Objective. This study was designed to examine the long-term psychosocial sequelae of chronic physical disorders that begin during childhood.

Design. We analyzed data from a national birth cohort. 12 537 children were followed until age 23 years—76% of all born in Britain during one week in 1958. Of these, 1667 had a chronic disorder before age 16 and 1279 were included in the 23-year follow-up.

Measures. Outcome measures included self-reported psychological disturbances between ages 16 and 23, scores on the Malaise Inventory, social class, educational qualifications, unemployment, and social activities.

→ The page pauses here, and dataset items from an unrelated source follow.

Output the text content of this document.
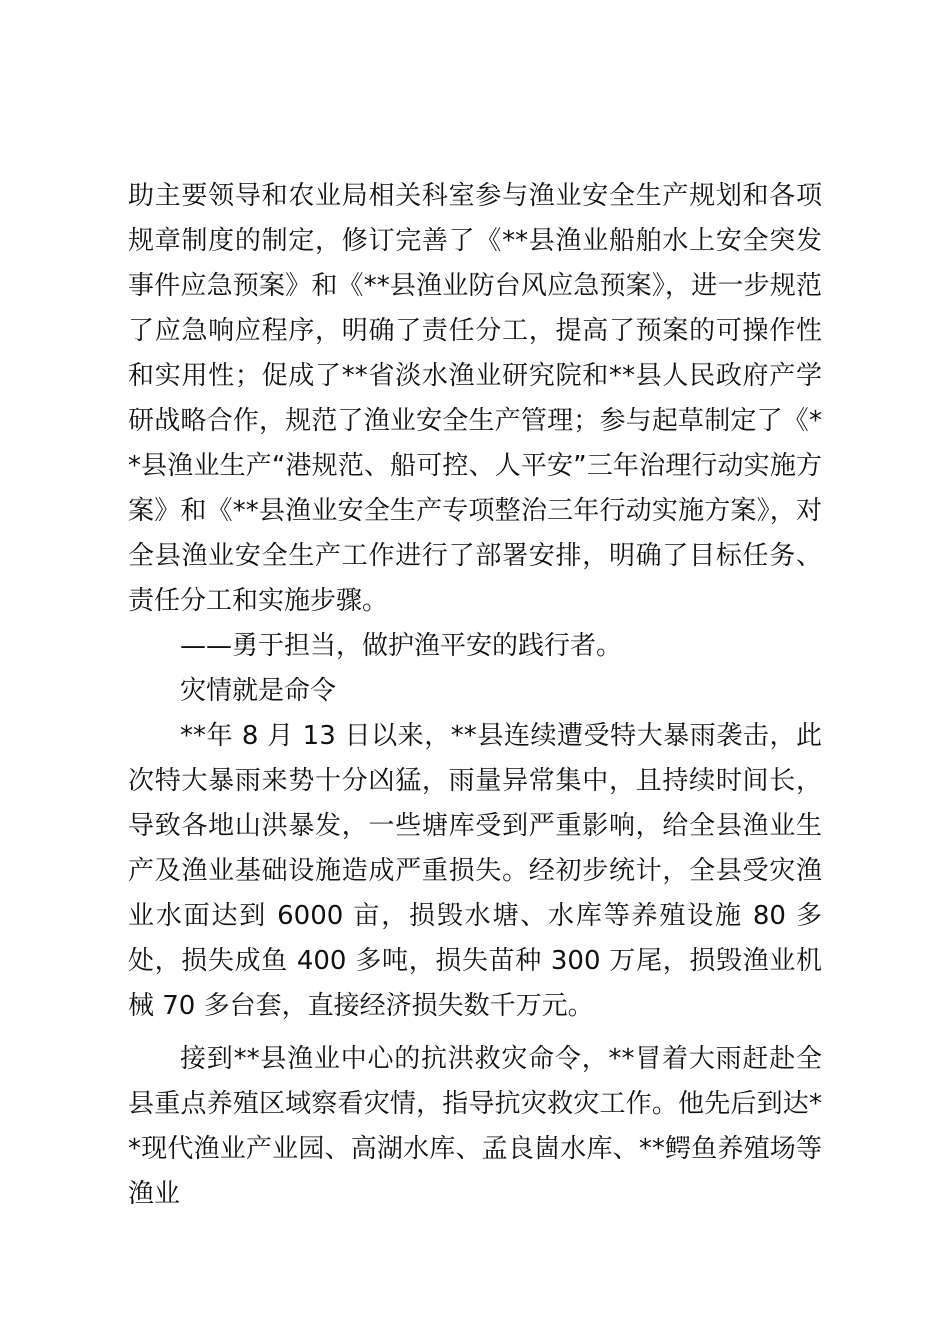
助主要领导和农业局相关科室参与渔业安全生产规划和各项规章制度的制定，修订完善了《**县渔业船舶水上安全突发事件应急预案》和《**县渔业防台风应急预案》，进一步规范了应急响应程序，明确了责任分工，提高了预案的可操作性和实用性；促成了**省淡水渔业研究院和**县人民政府产学研战略合作，规范了渔业安全生产管理；参与起草制定了《**县渔业生产“港规范、船可控、人平安”三年治理行动实施方案》和《**县渔业安全生产专项整治三年行动实施方案》，对全县渔业安全生产工作进行了部署安排，明确了目标任务、责任分工和实施步骤。

——勇于担当，做护渔平安的践行者。

灾情就是命令

**年 8 月 13 日以来，**县连续遭受特大暴雨袭击，此次特大暴雨来势十分凶猛，雨量异常集中，且持续时间长，导致各地山洪暴发，一些塘库受到严重影响，给全县渔业生产及渔业基础设施造成严重损失。经初步统计，全县受灾渔业水面达到 6000 亩，损毁水塘、水库等养殖设施 80 多处，损失成鱼 400 多吨，损失苗种 300 万尾，损毁渔业机械 70 多台套，直接经济损失数千万元。

接到**县渔业中心的抗洪救灾命令，**冒着大雨赶赴全县重点养殖区域察看灾情，指导抗灾救灾工作。他先后到达**现代渔业产业园、高湖水库、孟良崮水库、**鳄鱼养殖场等渔业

Results. The total cumulative incidence rate before 16 years was 109.5 per 1000. Demographic comparisons showed that the group with chronic physical disorders was similar to those free of chronic disorders in all respects except the sex ratio. Men with chronic physical disorders had significantly higher relative risks for abnormal scores on the Malaise Inventory (1.52, confidence interval [C]]1.13, 2.05); specialist psychological care (1.43, CI 1.00, 2.03); poor educational qualifications (1.26, CI 1.08, 1.47); periods of unemployment (1.20, CI 1.03, 1.41); and less social drinking (1.36, CI 1.15, 1.60). In contrast, women only had a significantly elevated risk for having seen a mental health specialist (1.32, CI 1.02, 1.71). Among the men some of the risks were further elevated for those in specific diagnostic groups. These findings are examined in the light of postulates about the impact of chronic physical disorders as a whole and in an attempt to explain the striking sex differences. For clinicians they provide further reason to justify concern about the psychosocial aspects of care for children with chronic disorders.